Second, the effects on age-adjusted death rates are fairly minor, so for longer-term trends, that’s easy enough to glide over when it’s only one year due to a misstated denominator at older ages.
Third, I do know about a Census data release that will eventually be coming that will affect prior multiple years’ of mortality data rates… but I do not know when it ultimately will come. I am patient. I will talk about that one when it happens.
Fourth, I mainly care about what’s happening now, so I’m focusing on 2023 results mostly (though I’m also waiting on finalized 2022 results).
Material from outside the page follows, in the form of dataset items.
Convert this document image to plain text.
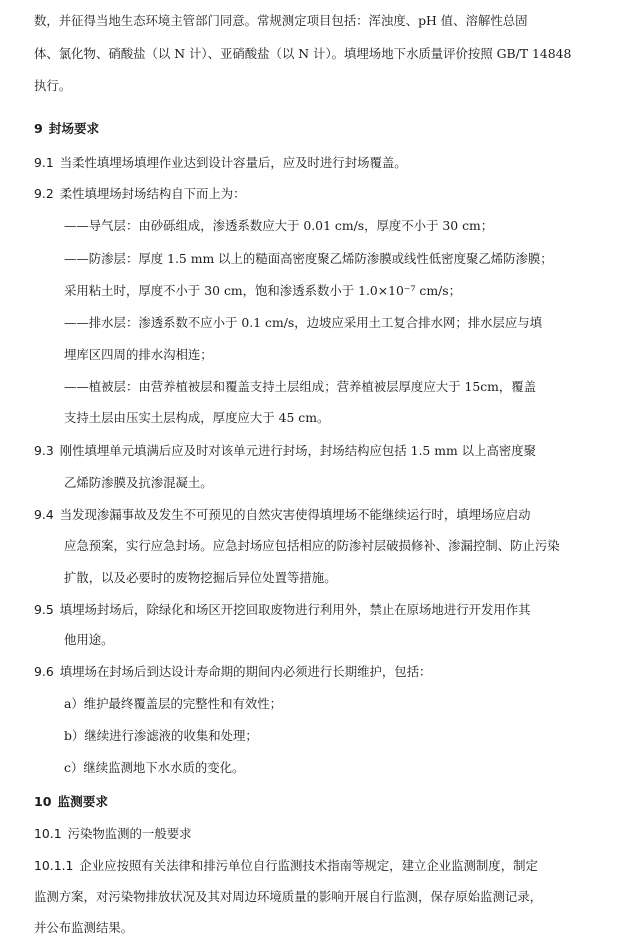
数，并征得当地生态环境主管部门同意。常规测定项目包括：浑浊度、pH 值、溶解性总固
体、氯化物、硝酸盐（以 N 计）、亚硝酸盐（以 N 计）。填埋场地下水质量评价按照 GB/T 14848
执行。
9 封场要求
9.1 当柔性填埋场填埋作业达到设计容量后，应及时进行封场覆盖。
9.2 柔性填埋场封场结构自下而上为：
——导气层：由砂砾组成，渗透系数应大于 0.01 cm/s，厚度不小于 30 cm；
——防渗层：厚度 1.5 mm 以上的糙面高密度聚乙烯防渗膜或线性低密度聚乙烯防渗膜；
采用粘土时，厚度不小于 30 cm，饱和渗透系数小于 1.0×10⁻⁷ cm/s；
——排水层：渗透系数不应小于 0.1 cm/s，边坡应采用土工复合排水网；排水层应与填
埋库区四周的排水沟相连；
——植被层：由营养植被层和覆盖支持土层组成；营养植被层厚度应大于 15cm，覆盖
支持土层由压实土层构成，厚度应大于 45 cm。
9.3 刚性填埋单元填满后应及时对该单元进行封场，封场结构应包括 1.5 mm 以上高密度聚
乙烯防渗膜及抗渗混凝土。
9.4 当发现渗漏事故及发生不可预见的自然灾害使得填埋场不能继续运行时，填埋场应启动
应急预案，实行应急封场。应急封场应包括相应的防渗衬层破损修补、渗漏控制、防止污染
扩散，以及必要时的废物挖掘后异位处置等措施。
9.5 填埋场封场后，除绿化和场区开挖回取废物进行利用外，禁止在原场地进行开发用作其
他用途。
9.6 填埋场在封场后到达设计寿命期的期间内必须进行长期维护，包括：
a）维护最终覆盖层的完整性和有效性；
b）继续进行渗滤液的收集和处理；
c）继续监测地下水水质的变化。
10 监测要求
10.1 污染物监测的一般要求
10.1.1 企业应按照有关法律和排污单位自行监测技术指南等规定，建立企业监测制度，制定
监测方案，对污染物排放状况及其对周边环境质量的影响开展自行监测，保存原始监测记录，
并公布监测结果。
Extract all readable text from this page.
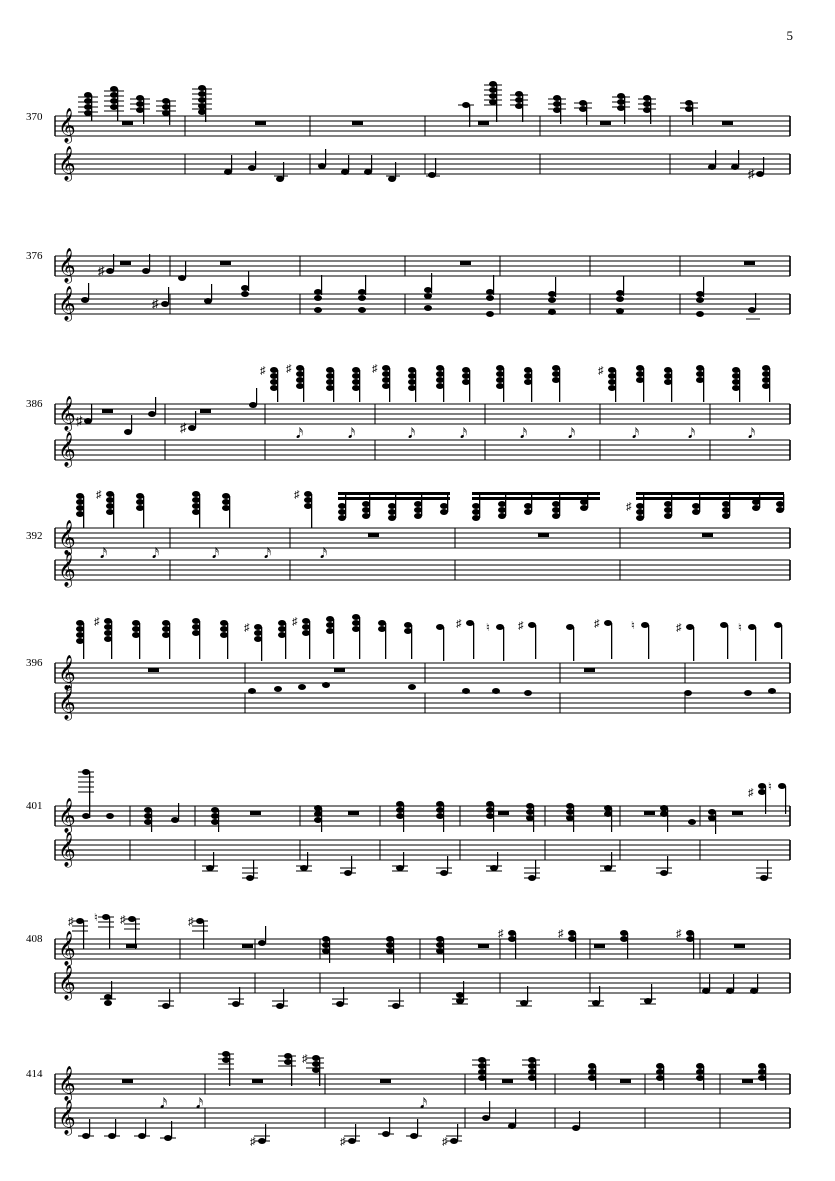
5
370 𝄞
𝄞	♯
376 𝄞
𝄞
♯
♯
386 𝄞
𝄞
♯	♯
♯ ♯	♯	♯
𝅘𝅥𝅯	𝅘𝅥𝅯	𝅘𝅥𝅯	𝅘𝅥𝅯	𝅘𝅥𝅯	𝅘𝅥𝅯	𝅘𝅥𝅯	𝅘𝅥𝅯	𝅘𝅥𝅯
392 𝄞
𝄞
♯	♯
♯
𝅘𝅥𝅯	𝅘𝅥𝅯	𝅘𝅥𝅯	𝅘𝅥𝅯	𝅘𝅥𝅯
396 𝄞
𝄞
♯	♯	♯	♯ ♮	♯	♯	♮	♯	♮
401 𝄞
𝄞
♯ ♮
408 𝄞
𝄞
♯ ♮ ♯	♯
♯	♯	♯
414 𝄞
𝄞
♯
𝅘𝅥𝅯 𝅘𝅥𝅯	𝅘𝅥𝅯
♯	♯	♯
So… I’m ignoring 2021 for current analysis.
Lesson: Know Your Data, Know Materiality
Yeah yeah yeah
But here are my prior posts/podcasts/videos on that very point:
April 2020: Mortality with Meep: Excess Deaths and Coronavirus
October 2022: On COVID (and all-cause) Mortality and Political Affiliation Studies
August 2022: A Tale of Know Your Data: The Mystery of the Excess Connecticut Summer Deaths
March 2020 Video: Know Your COVID Data
March 2023 Podcast: Public Finance and Data
Aug 2020: Data people, get some standards!
Apr 2020 Video: Know Your Data — How is it Reported?
Data issues are a big part of my (paid) working life, so I’m always aware of how data can go wrong.
But I also know that it’s not necessarily worth my time to fix it for every data bobble — I do need to know what is signal and what is noise, but I can let some of the noise just bubble in the background because I need to concentrate my time on the signal.
So, now that I’ve worked through the effect, I know I need to de-emphasize any potentially spurious “pattern” in mortality for older ages in 2021.
I know some people hate that there are errors that will persist, but that’s just life.
I mainly want to make sure I understand what’s going on, and then decide priorities. 2021 is not my priority right now.